Hydration changes upon DNA folding studied by osmotic stress experiments

Abstract

The thermal stability of nucleic acid structures is perturbed under the conditions that mimic the intracellular environment, typically rich in inert components and under osmotic stress. We now describe the thermodynamic stability of DNA oligonucleotide structures in the presence of high background concentrations of neutral cosolutes. Small cosolutes destabilize the basepair structures, and the DNA structures consisting of the same nearest-neighbor composition show similar thermodynamic parameters in the presence of various types of cosolutes. The osmotic stress experiments reveal that water binding to flexible loops, unstable mismatches, and an abasic site upon DNA folding are almost negligible, whereas the binding to stable mismatch pairs is significant.

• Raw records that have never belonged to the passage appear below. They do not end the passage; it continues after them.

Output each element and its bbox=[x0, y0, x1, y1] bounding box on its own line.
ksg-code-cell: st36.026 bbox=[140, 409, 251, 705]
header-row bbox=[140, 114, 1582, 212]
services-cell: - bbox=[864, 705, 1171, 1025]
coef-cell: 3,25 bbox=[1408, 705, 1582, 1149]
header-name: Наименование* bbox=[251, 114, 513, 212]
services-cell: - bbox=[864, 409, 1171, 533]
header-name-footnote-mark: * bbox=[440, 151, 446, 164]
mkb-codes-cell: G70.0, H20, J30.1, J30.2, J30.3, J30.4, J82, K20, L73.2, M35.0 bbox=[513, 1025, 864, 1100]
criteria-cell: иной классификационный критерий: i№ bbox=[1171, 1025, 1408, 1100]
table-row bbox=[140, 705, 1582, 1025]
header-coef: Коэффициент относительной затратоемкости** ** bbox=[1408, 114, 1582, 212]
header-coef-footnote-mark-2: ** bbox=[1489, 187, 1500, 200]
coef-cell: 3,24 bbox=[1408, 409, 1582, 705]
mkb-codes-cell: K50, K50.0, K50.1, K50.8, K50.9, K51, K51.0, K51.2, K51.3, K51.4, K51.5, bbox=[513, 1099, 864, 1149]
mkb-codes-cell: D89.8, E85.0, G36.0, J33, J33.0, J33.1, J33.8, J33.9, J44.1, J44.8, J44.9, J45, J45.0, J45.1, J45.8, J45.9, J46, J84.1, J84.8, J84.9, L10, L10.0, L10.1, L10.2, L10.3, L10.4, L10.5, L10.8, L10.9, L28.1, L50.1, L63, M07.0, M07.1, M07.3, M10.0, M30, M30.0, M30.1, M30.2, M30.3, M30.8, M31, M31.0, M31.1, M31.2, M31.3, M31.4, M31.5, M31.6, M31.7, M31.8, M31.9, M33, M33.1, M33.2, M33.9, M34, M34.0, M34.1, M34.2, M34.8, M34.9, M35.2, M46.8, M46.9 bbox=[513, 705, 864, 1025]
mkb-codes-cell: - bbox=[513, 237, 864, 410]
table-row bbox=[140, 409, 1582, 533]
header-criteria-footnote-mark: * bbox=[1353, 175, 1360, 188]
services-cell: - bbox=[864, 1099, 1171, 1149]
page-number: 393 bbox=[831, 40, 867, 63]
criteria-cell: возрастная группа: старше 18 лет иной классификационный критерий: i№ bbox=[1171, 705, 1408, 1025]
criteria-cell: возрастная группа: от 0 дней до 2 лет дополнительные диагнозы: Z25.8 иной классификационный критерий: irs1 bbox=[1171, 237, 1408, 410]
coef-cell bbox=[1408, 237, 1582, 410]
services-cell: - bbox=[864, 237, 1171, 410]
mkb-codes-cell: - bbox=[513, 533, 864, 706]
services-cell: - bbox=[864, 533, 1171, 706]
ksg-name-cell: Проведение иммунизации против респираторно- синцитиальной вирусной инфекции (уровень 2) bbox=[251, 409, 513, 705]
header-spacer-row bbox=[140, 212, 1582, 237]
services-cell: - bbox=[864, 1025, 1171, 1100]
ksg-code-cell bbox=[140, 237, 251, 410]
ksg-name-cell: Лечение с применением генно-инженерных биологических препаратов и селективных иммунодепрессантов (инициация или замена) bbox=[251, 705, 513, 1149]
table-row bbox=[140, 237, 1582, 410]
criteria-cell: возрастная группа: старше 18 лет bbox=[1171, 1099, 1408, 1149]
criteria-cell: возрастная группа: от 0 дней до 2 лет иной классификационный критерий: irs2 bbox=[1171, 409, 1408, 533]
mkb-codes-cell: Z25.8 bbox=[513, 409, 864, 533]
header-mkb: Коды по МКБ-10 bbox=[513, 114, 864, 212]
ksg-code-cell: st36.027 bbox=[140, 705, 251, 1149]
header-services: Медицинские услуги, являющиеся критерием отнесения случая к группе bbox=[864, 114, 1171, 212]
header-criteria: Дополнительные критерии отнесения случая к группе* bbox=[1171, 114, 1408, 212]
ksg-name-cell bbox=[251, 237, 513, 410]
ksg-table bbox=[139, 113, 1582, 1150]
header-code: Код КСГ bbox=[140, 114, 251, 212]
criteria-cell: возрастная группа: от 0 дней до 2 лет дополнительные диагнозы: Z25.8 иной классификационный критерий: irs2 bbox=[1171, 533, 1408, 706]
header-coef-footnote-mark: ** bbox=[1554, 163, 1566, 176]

The studies using the basepair-mimic nucleosides and the peptide nucleic acid suggest that the sugar-phosphate backbone and the integrity of the basepair conformation make important contributions to the binding of water molecules to the DNA bases and helical grooves. The study of the DNA hydration provides the basis for understanding and predicting nucleic acid structures in nonaqueous solvent systems.

Figure 1

(A) DNA hairpin sets of 1a and 1b, and 2a and 2b, consisting of the same nearest-neighbor composition and the loop sequence. (B) Comparison of the values of ΔG° of the DNA hairpins 1a and 1b (upper) and 2a and 2b (lower) having the same nearest-neighbor composition in the absence and presence of cosolutes at 20 wt%. The ΔG° was calculated at 37°C, and the error value was determined from the data obtained using different DNA concentrations. (C) Plots of the hairpin stability ΔG° of 1a (circles) and 2a (triangles) versus the logarithm of the solution water activity changed by adding PEG200. (D) DNA sequences and the abbreviations used in Table 1 that are not given in the panel A. The sequence of 5a forms the hairpin structure with a hexa(ethylene glycol) loop represented by hEG.

Figure 2

(A) Comparison of the Δn_w numbers for the DNA structure formations consisting of the same basepairs. The data for the double-stranded duplex obtained in i), 1 M NaCl, ii), 10 mM MgCl₂, and iii), 1 mM [Co(NH₃)₆]Cl₃ are also compared. For the experiments using MgCl₂ and [Co(NH₃)₆]Cl₃, the buffer solutions containing 25 mM HEPES (pH 7.0) and 0.1 mM Na₂EDTA were used. (B) The Δn_w numbers for the 11-mer duplexes having different basepairs in the middle and the 9-mer duplex without trinucleotide interactions in the middle of the 11-mer sequence. F and X indicate the tetrahydrofuran abasic site and C^naph, respectively. (C) Two types of conformations of the tandem G/A mismatch formed in a DNA sequence 5′-pyrimidine-GA-purine-3′ (type I) and 5′-purine-GA-pyrimidine-3′ (type II). The Δn_w numbers of the DNA duplexes forming the type I and type II conformations and those forming corresponding fully matched duplexes or the single G/A mismatch sites are compared.

Figure 3

(A) Structure of the PNA monomer unit with the N-(2-aminoethyl)glycine backbone. (B) Four types of duplexes formed by the nonself-complementary PNA and DNA strands. (C) Changes in ΔG° (ΔΔG°) of the four types of duplexes by adding PEG; PNA duplex (squares), PNA/DNA duplex (diamonds), DNA/PNA duplex (triangles), and DNA duplex (circles).